On Feb 6, 2011, at 1:53 PM, Daniel Johnson wrote:

> As we all should know by now, Sourceforge's CVS access went down on  
> Jan 26 due to an attack on their servers and is still down now with  
> no estimate of when it'll be back. Sourceforge has also indicated  
> that they're considering ending CVS access altogether in the near  
> future since its architecture is inherently fragile and insecure.

For anonymous access, I suspect it's the CVS program, rather than the  
protocol, which is insecure.

Also, the SVN backing stores are not much more robust than CVS - they  
simply bundle the same change information into atomic commits (rather  
than the CVS per-file history).

> Some maintainers have discussed switching to something a little less  
> ancient for a while now but inertia is a powerful force. :)

... which is why I support moving something distributed.

> So now that our hand is being forced, I decided to just go and do  
> something. The maintainers I've talked to would like to use Git or  
> Mercurial (and so would I) but after some discussions on IRC I've  
> come to the conclusion that our best choice is Subversion. Now wait,  
> don't yell at me! Let me explain. Fink is a bit different from most  
> projects in that our users have to interact with our repository to  
> use fink, either through rsync or cvs. So, we need something that is  
> easy for our users to use.
>
> Subversion has two big advantages going for it from a user's  
> perspective.
>
> 1. It comes standard with the system on 10.5 and later. 10.4 users  
> would have to 'fink install svn'.

Agreed.

> 2. Sourceforge provides svn access over https on standard port 443,  
> which means people can use it behind firewalls. Since most firewalls  
> block everything but 80 and 443, svn is really our only choice  
> because it's the ONLY service Sourceforge supports over one of those  
> ports.

This supposes that we want to stay with SourceForge for version  
control. Their issue tracker doesn't interact with version control (to  
my knowledge), so there isn't any value-add that ties those services  
together (e.g. a commit message automatically closes a given tracker  
item when the tracker ID is mentioned after "closes:".)

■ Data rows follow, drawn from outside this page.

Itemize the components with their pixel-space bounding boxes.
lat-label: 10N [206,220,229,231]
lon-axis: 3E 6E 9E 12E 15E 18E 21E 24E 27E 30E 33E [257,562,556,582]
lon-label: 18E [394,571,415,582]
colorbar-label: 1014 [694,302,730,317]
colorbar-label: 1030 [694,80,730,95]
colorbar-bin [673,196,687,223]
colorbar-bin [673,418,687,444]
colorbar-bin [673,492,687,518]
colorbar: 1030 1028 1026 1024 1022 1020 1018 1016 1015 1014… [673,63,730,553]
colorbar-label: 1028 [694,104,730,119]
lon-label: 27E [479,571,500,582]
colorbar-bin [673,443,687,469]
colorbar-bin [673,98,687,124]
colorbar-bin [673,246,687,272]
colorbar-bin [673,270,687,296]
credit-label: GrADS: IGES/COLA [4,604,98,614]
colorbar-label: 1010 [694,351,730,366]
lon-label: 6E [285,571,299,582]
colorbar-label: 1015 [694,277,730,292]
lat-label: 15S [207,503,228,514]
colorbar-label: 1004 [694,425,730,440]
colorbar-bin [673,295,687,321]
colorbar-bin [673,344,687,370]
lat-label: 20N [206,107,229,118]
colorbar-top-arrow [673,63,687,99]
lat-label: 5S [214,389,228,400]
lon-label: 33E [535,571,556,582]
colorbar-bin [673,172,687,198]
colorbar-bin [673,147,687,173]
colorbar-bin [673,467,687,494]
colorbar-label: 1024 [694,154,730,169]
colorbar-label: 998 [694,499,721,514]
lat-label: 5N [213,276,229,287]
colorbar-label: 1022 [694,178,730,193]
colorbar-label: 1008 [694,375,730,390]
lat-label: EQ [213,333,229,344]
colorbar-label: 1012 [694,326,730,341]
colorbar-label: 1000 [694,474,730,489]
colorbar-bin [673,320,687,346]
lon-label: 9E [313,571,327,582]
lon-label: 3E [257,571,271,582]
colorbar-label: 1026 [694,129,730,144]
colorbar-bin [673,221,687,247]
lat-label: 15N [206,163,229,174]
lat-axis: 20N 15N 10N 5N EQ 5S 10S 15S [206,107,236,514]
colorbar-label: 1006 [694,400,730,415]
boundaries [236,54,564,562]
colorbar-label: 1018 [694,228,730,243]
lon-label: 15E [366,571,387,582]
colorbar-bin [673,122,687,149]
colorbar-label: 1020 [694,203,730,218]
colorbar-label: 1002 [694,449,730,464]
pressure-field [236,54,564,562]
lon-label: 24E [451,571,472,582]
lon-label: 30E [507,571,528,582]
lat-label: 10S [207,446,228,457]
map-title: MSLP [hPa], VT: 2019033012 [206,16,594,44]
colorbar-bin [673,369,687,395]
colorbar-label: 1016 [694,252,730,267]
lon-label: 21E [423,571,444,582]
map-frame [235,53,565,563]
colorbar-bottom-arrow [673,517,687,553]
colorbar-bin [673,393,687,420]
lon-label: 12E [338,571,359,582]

Mercurial and Git are available over HTTP on other version control  
hosting sites.

> Subversion also behaves substantially similar to cvs so maintainers  
> won't have to learn a whole new way of using the repository. Git and  
> Mercurial work differently and would require people used to only cvs  
> to learn a new way of doing version control. If maintainers REALLY  
> want to use them, git-svn and hg-subversion allow Git and Mercurial  
> to act as svn clients.

Turning that around, Git allows you to set up a CVS pserver daemon  
which could be used for bootstrapping a Fink installation (if rsync is  
not desired). Again, maybe not an option for SourceForge, but part of  
the attractiveness of distributed SCM systems is that you can easily  
move to another hosting system if things go awry (temporarily or  
permanently).

I dunno, I won't complain (too loudly, anyway) if the consensus is  
SVN, but if we're looking at alternatives, we might want to look at  
things beyond just what SourceForge offers.